Are You On The Path To Dementia?
26 August 2019
In honor of Senior Citizen’s Day in the States, we’re taking a hard look at stopping dementia and Alzheimer’s disease and food is one of the best ways to start. As you walk down the grocery store isle, you probably don’t think that the food you’re putting in your shopping cart can cause Alzheimer’s or dementia… but it can. Science has shown that the damage in the brain starts decades before the first symptoms appear! So, your daily habits, especially the food you eat, can play a major role in the likelihood you get these terrible diseases.
Eating strawberries, blueberries, and acai fruit have been correlated with multiple benefits for our brains, with studies demonstrating improved memory in children as young as 8 to 10 years old and all the way through older adulthood. For example, one study found that participants who ate a greater amount of berries experienced a slower cognitive decline, of up to 2.5 years difference, as they aged. In people with mild cognitive impairment, another study found that berries were associated with improved cognitive functioning.

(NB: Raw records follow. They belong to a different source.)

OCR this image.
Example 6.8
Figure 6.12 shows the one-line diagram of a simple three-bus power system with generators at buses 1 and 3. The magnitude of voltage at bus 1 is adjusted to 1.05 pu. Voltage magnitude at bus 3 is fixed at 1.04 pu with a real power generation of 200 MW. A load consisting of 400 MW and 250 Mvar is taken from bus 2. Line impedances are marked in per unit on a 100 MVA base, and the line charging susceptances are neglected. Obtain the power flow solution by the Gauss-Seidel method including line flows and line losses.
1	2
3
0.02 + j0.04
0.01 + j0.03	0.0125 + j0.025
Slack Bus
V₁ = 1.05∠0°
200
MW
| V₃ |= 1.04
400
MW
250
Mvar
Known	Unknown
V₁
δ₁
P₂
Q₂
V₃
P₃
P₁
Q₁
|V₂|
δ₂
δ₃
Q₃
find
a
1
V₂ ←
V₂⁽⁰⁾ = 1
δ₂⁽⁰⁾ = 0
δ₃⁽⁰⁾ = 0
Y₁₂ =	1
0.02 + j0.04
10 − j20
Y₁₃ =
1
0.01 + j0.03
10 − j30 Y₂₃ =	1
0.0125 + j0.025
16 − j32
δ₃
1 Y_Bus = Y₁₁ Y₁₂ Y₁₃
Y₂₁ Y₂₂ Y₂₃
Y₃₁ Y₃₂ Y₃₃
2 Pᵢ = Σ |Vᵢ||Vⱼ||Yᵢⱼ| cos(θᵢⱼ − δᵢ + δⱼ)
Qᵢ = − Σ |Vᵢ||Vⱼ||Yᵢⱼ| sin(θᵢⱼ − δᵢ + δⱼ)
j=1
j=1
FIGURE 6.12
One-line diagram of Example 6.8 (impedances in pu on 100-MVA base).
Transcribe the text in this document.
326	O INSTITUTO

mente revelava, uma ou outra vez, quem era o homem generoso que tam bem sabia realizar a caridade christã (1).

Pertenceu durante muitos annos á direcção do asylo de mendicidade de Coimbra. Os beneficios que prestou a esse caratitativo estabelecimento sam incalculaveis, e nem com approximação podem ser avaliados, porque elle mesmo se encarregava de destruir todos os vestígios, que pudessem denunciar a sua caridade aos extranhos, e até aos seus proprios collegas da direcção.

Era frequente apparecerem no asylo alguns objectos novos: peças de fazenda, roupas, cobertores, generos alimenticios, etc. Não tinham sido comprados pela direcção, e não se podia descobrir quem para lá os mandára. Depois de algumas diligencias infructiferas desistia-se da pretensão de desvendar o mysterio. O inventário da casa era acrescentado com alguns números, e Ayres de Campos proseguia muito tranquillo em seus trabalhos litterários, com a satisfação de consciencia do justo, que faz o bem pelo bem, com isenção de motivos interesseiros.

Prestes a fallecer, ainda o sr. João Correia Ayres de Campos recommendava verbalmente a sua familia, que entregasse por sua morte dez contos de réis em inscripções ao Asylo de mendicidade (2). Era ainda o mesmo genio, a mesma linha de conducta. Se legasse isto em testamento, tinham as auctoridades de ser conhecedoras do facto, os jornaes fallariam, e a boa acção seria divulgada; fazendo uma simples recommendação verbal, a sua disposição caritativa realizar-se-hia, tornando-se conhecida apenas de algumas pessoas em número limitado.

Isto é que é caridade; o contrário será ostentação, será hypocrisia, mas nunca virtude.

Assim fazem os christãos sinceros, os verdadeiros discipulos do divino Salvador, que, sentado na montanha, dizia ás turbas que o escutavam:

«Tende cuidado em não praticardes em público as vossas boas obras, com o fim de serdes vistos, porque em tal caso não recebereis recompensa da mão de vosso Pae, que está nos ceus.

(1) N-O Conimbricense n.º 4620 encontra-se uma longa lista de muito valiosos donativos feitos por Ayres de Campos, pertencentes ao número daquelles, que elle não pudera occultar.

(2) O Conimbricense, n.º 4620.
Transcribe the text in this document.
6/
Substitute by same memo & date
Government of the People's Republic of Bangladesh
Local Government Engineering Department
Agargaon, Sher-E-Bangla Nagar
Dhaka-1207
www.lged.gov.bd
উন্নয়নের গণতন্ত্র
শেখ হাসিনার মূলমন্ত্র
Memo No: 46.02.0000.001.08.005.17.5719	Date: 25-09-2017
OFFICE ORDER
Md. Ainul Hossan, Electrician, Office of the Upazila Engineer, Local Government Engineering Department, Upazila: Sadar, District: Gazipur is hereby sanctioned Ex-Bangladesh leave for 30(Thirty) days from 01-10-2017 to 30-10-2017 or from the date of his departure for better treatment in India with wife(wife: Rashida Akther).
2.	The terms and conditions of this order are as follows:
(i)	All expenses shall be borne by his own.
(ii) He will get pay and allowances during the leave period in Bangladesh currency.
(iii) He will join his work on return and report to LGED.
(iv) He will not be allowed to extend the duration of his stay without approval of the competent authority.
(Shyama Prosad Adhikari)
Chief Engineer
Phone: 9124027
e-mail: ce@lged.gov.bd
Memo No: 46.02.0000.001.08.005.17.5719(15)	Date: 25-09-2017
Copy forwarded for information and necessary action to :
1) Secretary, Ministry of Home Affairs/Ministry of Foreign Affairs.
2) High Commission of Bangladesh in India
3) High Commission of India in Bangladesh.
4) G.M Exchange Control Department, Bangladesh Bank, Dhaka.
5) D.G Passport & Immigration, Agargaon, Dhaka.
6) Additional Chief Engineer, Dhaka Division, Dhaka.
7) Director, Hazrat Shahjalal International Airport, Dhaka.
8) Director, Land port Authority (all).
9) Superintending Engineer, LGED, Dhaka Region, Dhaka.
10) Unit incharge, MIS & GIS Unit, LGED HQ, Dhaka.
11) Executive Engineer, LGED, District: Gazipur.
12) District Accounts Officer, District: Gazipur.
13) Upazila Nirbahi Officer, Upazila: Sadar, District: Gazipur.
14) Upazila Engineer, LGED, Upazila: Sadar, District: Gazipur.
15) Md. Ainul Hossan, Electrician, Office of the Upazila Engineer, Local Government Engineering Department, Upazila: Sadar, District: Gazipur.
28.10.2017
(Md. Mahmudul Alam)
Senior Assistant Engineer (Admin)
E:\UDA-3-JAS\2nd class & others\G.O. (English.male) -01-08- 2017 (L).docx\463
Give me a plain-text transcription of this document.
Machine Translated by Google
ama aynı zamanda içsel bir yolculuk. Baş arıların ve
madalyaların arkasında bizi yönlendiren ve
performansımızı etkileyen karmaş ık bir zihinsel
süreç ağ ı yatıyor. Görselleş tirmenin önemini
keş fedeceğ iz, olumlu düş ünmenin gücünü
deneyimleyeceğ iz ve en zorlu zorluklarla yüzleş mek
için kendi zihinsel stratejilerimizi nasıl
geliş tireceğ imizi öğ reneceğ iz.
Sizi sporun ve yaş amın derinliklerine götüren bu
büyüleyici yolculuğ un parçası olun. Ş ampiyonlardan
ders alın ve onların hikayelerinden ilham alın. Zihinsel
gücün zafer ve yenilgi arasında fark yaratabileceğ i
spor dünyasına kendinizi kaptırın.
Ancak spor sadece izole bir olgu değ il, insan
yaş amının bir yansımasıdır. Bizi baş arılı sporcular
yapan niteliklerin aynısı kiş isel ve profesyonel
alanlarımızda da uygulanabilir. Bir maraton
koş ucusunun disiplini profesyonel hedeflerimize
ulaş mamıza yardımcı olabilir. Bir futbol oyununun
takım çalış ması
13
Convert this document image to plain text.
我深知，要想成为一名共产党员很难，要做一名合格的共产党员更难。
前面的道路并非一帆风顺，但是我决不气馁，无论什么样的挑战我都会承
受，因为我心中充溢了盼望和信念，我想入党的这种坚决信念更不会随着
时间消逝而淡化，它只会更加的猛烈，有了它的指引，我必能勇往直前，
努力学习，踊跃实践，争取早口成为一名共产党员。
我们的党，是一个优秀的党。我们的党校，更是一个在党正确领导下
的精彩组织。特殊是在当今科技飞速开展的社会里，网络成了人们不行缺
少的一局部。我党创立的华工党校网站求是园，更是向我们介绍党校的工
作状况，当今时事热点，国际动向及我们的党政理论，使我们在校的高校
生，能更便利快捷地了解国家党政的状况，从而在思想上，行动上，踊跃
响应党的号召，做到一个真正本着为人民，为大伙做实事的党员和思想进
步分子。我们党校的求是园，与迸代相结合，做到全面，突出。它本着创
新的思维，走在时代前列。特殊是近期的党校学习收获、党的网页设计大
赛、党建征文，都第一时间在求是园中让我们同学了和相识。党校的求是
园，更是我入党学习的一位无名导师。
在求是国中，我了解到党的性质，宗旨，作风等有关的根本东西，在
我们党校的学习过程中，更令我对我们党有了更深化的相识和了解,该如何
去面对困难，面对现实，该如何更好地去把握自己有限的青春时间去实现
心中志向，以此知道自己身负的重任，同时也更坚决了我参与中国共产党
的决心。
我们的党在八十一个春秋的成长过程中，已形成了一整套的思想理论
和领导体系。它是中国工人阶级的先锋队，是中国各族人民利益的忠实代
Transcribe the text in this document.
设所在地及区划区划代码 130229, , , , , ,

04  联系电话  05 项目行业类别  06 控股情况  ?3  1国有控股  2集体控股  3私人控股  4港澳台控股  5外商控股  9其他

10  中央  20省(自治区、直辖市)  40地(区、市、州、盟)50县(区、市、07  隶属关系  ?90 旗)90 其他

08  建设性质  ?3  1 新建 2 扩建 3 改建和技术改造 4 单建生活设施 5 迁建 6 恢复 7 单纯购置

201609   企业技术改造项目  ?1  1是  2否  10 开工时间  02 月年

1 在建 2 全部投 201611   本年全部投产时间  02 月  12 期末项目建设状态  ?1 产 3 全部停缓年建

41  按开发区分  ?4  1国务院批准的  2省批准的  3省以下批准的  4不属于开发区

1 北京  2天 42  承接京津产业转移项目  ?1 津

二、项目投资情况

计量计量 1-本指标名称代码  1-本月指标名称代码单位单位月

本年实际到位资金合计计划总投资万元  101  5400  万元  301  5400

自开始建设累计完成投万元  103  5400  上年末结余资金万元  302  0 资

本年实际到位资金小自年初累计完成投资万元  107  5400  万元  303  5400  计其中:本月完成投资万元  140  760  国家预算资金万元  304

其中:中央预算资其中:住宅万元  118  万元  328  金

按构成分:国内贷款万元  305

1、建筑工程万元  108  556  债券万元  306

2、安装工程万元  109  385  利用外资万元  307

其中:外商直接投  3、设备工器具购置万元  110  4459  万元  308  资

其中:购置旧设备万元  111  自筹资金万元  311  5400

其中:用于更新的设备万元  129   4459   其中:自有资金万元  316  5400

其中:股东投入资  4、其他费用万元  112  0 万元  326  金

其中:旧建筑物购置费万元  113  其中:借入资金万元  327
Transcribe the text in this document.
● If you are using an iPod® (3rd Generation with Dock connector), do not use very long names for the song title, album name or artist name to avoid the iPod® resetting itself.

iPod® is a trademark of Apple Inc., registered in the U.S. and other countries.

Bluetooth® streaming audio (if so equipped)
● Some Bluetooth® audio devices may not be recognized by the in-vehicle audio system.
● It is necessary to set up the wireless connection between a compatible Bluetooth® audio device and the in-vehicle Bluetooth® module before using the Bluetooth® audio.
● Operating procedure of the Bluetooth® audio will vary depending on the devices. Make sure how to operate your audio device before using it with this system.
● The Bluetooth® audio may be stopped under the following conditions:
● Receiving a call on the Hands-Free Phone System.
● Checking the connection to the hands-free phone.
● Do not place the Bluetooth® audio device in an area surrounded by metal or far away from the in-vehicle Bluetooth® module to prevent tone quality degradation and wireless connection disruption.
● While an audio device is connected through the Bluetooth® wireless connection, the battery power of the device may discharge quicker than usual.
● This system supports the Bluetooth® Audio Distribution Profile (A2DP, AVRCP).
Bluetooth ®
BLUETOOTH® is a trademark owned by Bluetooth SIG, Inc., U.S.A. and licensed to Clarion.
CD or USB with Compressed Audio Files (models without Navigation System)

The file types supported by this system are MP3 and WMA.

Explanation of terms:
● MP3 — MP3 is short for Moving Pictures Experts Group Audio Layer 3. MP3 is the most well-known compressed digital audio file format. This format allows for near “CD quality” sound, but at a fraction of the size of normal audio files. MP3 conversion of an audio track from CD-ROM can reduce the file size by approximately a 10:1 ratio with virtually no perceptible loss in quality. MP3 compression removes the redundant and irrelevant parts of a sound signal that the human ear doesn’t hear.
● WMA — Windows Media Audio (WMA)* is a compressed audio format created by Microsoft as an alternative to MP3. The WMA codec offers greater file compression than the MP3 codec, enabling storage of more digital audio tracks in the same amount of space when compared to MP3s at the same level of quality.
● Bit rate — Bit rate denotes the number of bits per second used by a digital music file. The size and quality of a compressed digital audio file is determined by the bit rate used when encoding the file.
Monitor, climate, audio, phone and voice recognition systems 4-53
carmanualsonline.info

Both caffeine in general and coffee specifically have been associated with cognitive benefits, including a significantly lower risk of progression from mild cognitive impairment to dementia. Studies have also found specific benefits in overall memory, spatial memory, and working memory.
Leafy green vegetables contain vitamins that boost your brain functioning. In one study involving adults who were 58 years to 99 years old, eating kale was associated with the equivalent of being 11 years younger cognitively. Other studies have found a reduced risk of dementia in those with higher levels of folate (vitamin B9) which is found in leafy green vegetables.
Several studies have connected nut consumption to a lower risk of dementia. While some research demonstrates improved memory and recall in people whose cognitive functioning is normal, other research has shown that nuts may even be able to improve memory in those who already have Alzheimer’s disease’s!
Chocolate may be one of the tastiest ways to reduce the risk of dementia. Multiple studies have associated cocoa and dark chocolate with a lower chance of cognitive decline. The important clarification is that dark chocolate, not milk chocolate, generally is going to provide the most boost to your brain.
This is a somewhat controversial one since there are some risks associated with drinking alcohol, but multiple research studies demonstrated a cognitive benefit for those who drank light to moderate amounts of alcohol. Some of this may be related to the resveratrol in red wine, but other research found this benefit in other kinds of alcohol as well. Keep in mind that there are some people who should never drink alcohol, such as alcoholics, those with Wernicke-Korsakoff syndrome, and those for whom it will interact with their medications.
The omega 3 fatty acids found in certain types of fish have been touted as great for your brain health, and most research conducted on this has agreed. Fish high in omega 3 fatty acids include salmon, sardines, tuna, halibut, and trout.
Multiple studies have demonstrated that cinnamon, when given to mice, was correlated with an improvement in the ability to clear the buildup of protein in the brain that’s connected with Alzheimer’s disease, as well as improve memory and other cognitive functioning. Researchers have often, but not always, found that results in mice are similar to those in humans. A small study in humans found that even just smelling cinnamon was correlated with an improvement in memory. Additionally, cinnamon has been associated with antioxidant and anti-inflammatory benefits, along with heart and lower blood pressure, all of which have been tied to better brain health.
Like curry? Curcumin has been demonstrated to be highly correlated with both preventing cognitive decline and treating dementia already present in mice. One challenge for humans is that our bodies often don’t easily absorb curcumin.
A heart-healthy diet of fruit and vegetables has been connected to a reduced risk of Alzheimer’s disease. Load that plate with colorful veggies and fruits to ensure that you’re meeting your body’s needs for vitamins. Multiple studies have found that a decreased risk of cognitive impairment was tied to consuming higher amounts of fruits and vegetables.
As opposed to one specific food, the Mediterranean diet is an overall approach to eating and includes several of the foods previously listed. It has been demonstrated to be strongly connected to an improved cognitive functioning and a lower risk of the development of dementia.